Comité de vigilance des activités portuaires : bilan d’une quatrième année d’activité | 19 juillet 2017 | Article par Raymond Poirier

Comité de vigilance des activités portuaires : bilan d’une quatrième année d’activité

Récemment, le Comité de vigilance des activités portuaires dressait le bilan de sa quatrième année d’activité. Douze mois chargés au fil desquels les questionnements et préoccupations face à Beauport 2020 ont pris l’avant-scène, cela, alors que certaines données qui permettraient de faciliter l’action du regroupement continuent à manquer.

On ne parvient pas à mesurer correctement les impacts des mesures de mitigation qui ont été mises en place ces dernières années, car nous n’avons pas accès aux données récentes – il faut dire qu’on est toujours, concernant le Port de Québec, dans un dossier lié à des considérations juridiques », déplore la présidente du Comité de vigilance des activités portuaires (CVAP), la conseillère du district Vieux-Limoilou Suzanne Verreault.

Des réponses par le biais de l’étude de la Santé publique

À sa façon, l’étude « Limoilou, mon environnement, ma santé », menée par la Direction de la santé publique à la demande de la Ville de Québec, viendra – en partie – répondre à ce manque, et permettra de mieux qualifier et comprendre les dynamiques liées à la qualité de l’air dans le quartier, autant que la responsabilité des installations portuaires face à celle-ci.

Cette étude, c’est la Ville qui l’a commandée, devant l’incapacité qu’on avait à savoir ce qui nous tombait sur la tête, afin de répondre aux préoccupations et aux inquiétudes de la population. Le rapport qui nous sera donné nous permettra de savoir ce qui se passe et, en fonction des résultats, d’identifier sources et solutions », poursuit Mme Verreault.

L’analyse – réalisée de façon neutre – permettra ainsi, d’ici deux ans, d’obtenir ce nécessaire bilan. Un long délai pour les populations concernées ? « Il faut prendre le temps de bien faire les choses », répond la conseillère municipale.

Et puis, si on recule de quatre ans, il s’est déjà fait beaucoup de choses qui, auparavant, n’auraient pas pu être réalisées.

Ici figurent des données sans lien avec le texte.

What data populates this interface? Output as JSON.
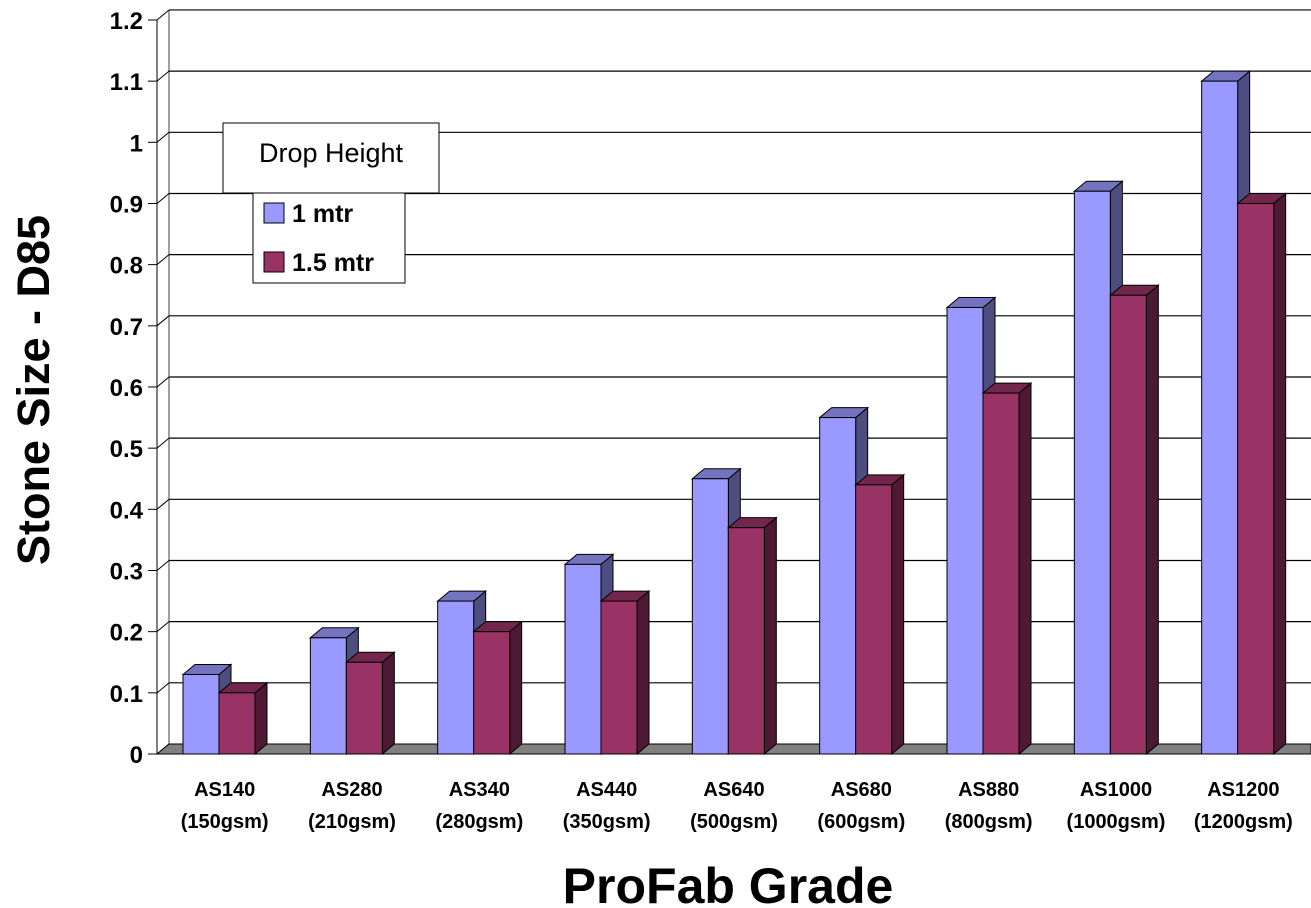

C’est un peu comme si on avait ouvert une porte, et réussi à mettre le pied dedans pour éviter qu’elle ne se referme.

Elle souligne d’ailleurs l’ouverture des acteurs industriels du secteur, qui ont tous accepté de s’asseoir ensemble au sein d’un comité spécial lié à l’étude « Limoilou, mon environnement, ma santé », afin de discuter des enjeux environnementaux.

Mémoire autour de Beauport 2020

Pendant la dernière année, le CVAP – réunissant acteurs citoyens et gouvernementaux, ainsi que des organismes environnementaux – a multiplié les rencontres, question d’obtenir réponse à diverses interrogations : CN, services d’urgence, administration portuaire, et plus.

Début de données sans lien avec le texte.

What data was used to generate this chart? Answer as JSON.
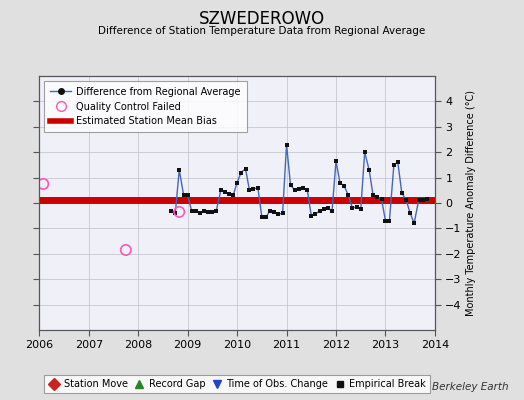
{
  "title": "SZWEDEROWO",
  "subtitle": "Difference of Station Temperature Data from Regional Average",
  "ylabel": "Monthly Temperature Anomaly Difference (°C)",
  "xlim": [
    2006,
    2014
  ],
  "ylim": [
    -5,
    5
  ],
  "yticks": [
    -4,
    -3,
    -2,
    -1,
    0,
    1,
    2,
    3,
    4
  ],
  "xticks": [
    2006,
    2007,
    2008,
    2009,
    2010,
    2011,
    2012,
    2013,
    2014
  ],
  "bias_level": 0.1,
  "fig_bg": "#e0e0e0",
  "plot_bg": "#f0f0f8",
  "line_color": "#4466bb",
  "marker_color": "#111111",
  "bias_color": "#cc0000",
  "qc_color": "#ff55bb",
  "watermark": "Berkeley Earth",
  "main_data_x": [
    2008.67,
    2008.75,
    2008.83,
    2008.92,
    2009.0,
    2009.08,
    2009.17,
    2009.25,
    2009.33,
    2009.42,
    2009.5,
    2009.58,
    2009.67,
    2009.75,
    2009.83,
    2009.92,
    2010.0,
    2010.08,
    2010.17,
    2010.25,
    2010.33,
    2010.42,
    2010.5,
    2010.58,
    2010.67,
    2010.75,
    2010.83,
    2010.92,
    2011.0,
    2011.08,
    2011.17,
    2011.25,
    2011.33,
    2011.42,
    2011.5,
    2011.58,
    2011.67,
    2011.75,
    2011.83,
    2011.92,
    2012.0,
    2012.08,
    2012.17,
    2012.25,
    2012.33,
    2012.42,
    2012.5,
    2012.58,
    2012.67,
    2012.75,
    2012.83,
    2012.92,
    2013.0,
    2013.08,
    2013.17,
    2013.25,
    2013.33,
    2013.42,
    2013.5,
    2013.58,
    2013.67,
    2013.75,
    2013.83
  ],
  "main_data_y": [
    -0.3,
    -0.4,
    1.3,
    0.3,
    0.3,
    -0.3,
    -0.3,
    -0.4,
    -0.3,
    -0.35,
    -0.35,
    -0.3,
    0.5,
    0.45,
    0.35,
    0.3,
    0.8,
    1.2,
    1.35,
    0.5,
    0.55,
    0.6,
    -0.55,
    -0.55,
    -0.3,
    -0.35,
    -0.45,
    -0.4,
    2.3,
    0.7,
    0.5,
    0.55,
    0.6,
    0.5,
    -0.5,
    -0.45,
    -0.3,
    -0.25,
    -0.2,
    -0.3,
    1.65,
    0.8,
    0.65,
    0.3,
    -0.2,
    -0.15,
    -0.25,
    2.0,
    1.3,
    0.3,
    0.25,
    0.15,
    -0.7,
    -0.7,
    1.5,
    1.6,
    0.4,
    0.1,
    -0.4,
    -0.8,
    0.1,
    0.1,
    0.15
  ],
  "qc_points_x": [
    2006.08,
    2008.83,
    2007.75
  ],
  "qc_points_y": [
    0.75,
    -0.35,
    -1.85
  ]
}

C’est toutefois la question de l’agrandissement du Port de Québec – le projet Beauport 2020 – qui a dominé les échanges, menant à la production d’un volumineux mémoire à l’attention de l’Agence canadienne d’évaluation environnementale (ACEE), présenté dans le cadre des consultations publiques liées au projet.

L’exercice fut une occasion de rappeler les préoccupations et questionnements de la communauté locale quant à la qualité de l’air liée aux activités industrielles, ou encore leur impact sur la santé.

Et c’est certain que, ce dossier-là, on va le porter jusqu’au bout », assure Suzanne Verreault.

La documentation concernant les activités du comité est accessible sur son site Web. On peut également retrouver le mémoire produit dans le cadre des consultations sur le projet Beauport 2020 par le biais du site de l’ACEE.